Last week, I had a conversation with a middle school student who attends a relatively wealthy public school in New England. She related a story to me about a teacher at her school whom she characterizes as "funny" because of the easygoing and sarcastic tone he takes with his students. A few weeks earlier, a boy in this student's class had made fun of her notebook because she had sketched dresses all over the cover. The teacher had responded to the boy by teasing him "Well, I bet you'd look really good in that dress, Adam." Though her teacher resorted to a transphobic joke that reinforced stereotypical gender norms, the student with whom I was speaking considered it not a non-offensive, well-intentioned effort on the part of the teacher to defend one of his students from harassment.
My immediate response is to think: For every teacher who assumes that no middle-school-aged "boy" would want to wear a dress, there is a student sitting silently in the corner of the room who gets the message that what she/he wants is ridiculous. This scenario works itself out in many ways in classrooms. My conversation with this student connected to my recent thought processes about assumptions teachers often make about students, and the many limitations of our perspectives as educators.
Last week I breezed through a young adult novel called Keeping You a Secret, which, in combination with my week spent around people who do not yet know about my transition, reminded me of how exhausting and devastating it can be to withhold information about one's identity on a daily basis. Keeping You a Secret is a compelling description of the coming-out process of a high school lesbian that captures how emotionally and psychologically taxing it can be to stay silent about an aspect of oneself. The book avoids being a purely "tragic queer" novel while still tackling the many issues encountered by young, queer people who often rely very heavily on the support offered by their families and people in their schools.

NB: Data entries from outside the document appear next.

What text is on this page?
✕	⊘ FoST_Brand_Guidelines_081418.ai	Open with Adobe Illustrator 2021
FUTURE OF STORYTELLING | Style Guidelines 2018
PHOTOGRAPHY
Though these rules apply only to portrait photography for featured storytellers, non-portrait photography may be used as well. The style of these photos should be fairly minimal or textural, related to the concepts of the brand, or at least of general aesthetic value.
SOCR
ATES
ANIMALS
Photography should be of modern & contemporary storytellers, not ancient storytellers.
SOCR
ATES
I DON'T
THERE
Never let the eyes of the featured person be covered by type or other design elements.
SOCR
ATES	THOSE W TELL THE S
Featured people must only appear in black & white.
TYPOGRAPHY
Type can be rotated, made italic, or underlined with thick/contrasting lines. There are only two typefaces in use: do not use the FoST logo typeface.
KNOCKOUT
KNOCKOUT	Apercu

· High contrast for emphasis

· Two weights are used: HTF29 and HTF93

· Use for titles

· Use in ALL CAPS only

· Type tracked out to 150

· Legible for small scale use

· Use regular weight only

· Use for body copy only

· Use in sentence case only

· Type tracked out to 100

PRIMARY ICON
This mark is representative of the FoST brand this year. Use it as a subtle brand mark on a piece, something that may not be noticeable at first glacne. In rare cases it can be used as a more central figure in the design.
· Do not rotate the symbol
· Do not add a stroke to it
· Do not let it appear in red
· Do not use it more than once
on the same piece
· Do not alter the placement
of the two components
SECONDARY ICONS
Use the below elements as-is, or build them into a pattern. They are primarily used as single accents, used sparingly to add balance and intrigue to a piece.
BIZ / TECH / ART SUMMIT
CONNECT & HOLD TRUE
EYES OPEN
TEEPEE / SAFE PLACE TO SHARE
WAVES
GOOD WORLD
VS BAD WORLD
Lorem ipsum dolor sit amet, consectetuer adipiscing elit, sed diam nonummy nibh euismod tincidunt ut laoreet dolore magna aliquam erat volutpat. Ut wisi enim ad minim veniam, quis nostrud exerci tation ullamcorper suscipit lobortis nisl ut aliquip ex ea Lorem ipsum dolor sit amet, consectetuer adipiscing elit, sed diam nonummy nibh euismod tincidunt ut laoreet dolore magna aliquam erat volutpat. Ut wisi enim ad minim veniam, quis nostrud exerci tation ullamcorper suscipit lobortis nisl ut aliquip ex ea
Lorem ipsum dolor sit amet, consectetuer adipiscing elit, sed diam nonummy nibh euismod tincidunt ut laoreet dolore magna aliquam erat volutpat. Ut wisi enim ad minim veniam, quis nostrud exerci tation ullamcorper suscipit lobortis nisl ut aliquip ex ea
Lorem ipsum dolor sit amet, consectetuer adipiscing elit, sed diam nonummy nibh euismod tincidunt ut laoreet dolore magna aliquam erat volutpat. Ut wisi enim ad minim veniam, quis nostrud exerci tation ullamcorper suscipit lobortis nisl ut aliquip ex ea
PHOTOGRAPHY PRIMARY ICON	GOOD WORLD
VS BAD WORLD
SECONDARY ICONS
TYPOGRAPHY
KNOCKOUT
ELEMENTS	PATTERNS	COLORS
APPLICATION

Gender- and sexuality-proscriptive interactions among teachers and students, such as the one that the middle school student told me about last week, happen all the time in public schools. I imagine most teachers often don't even realize the weight our words can carry in these conversations. As an educator, I'm learning that it is crucial to keep in mind that I don't really know what's going on in students' minds or lives. It is my professional obligation to try to avoid making assumptions about what students may or may not be going through, because it is very possible that nobody knows except for they themselves. Anything I say and do as an educator could affect my students, whether I realize it or not – so, no matter what my intentions are as a social-justice-minded or radical educator, it is my responsibility to continually examine my own assumptions and internal biases to ensure that I am not unknowingly taking them out on any of my students.
Along this line of thought, I've recently started to re-evaluate some of my own negative assumptions about straight male sexualities and the ways my personal biases could potentially have the effect of "closing down" conversation and discussion in my classroom. This reflection process was sparked by an incident last week when I saw several teachers at my school separate two eighth grade students, a boy and a girl, who were kissing during our semi-annual trip to Prospect Park in Brooklyn. The act unsettled me with its undertone of sexual policing, and I found the "white teachers, Black students" racial dynamic of the interaction deeply problematic.
This prompted me to think about my positioning in my classroom, as a white Yale graduate teaching mostly students of color in a Title I school. If I exude discomfort with or disdain for straight male sexualities, even without intending to, what effects could that have on dialogue in my classroom? For a specific example, what effects could that have on discourse about oppression and the many stereotypes and stigmas confronted by straight men of color?
While many LGBT people and LGBT youth face challenges that many straight individuals do not (which is a questionable generalization), the last thing I want to do as an aspiring social justice educator is shut down avenues of conversation and intellectual thought about the challenges and pressures my students – straight or gay, male or female or trans - face. I'm only just beginning to understand that to open dialogue in a radical way and encourage critical thought in my classroom, I must constantly reassess the limits of my own perspectives about sexuality, gender, and the many facets of my students' identities.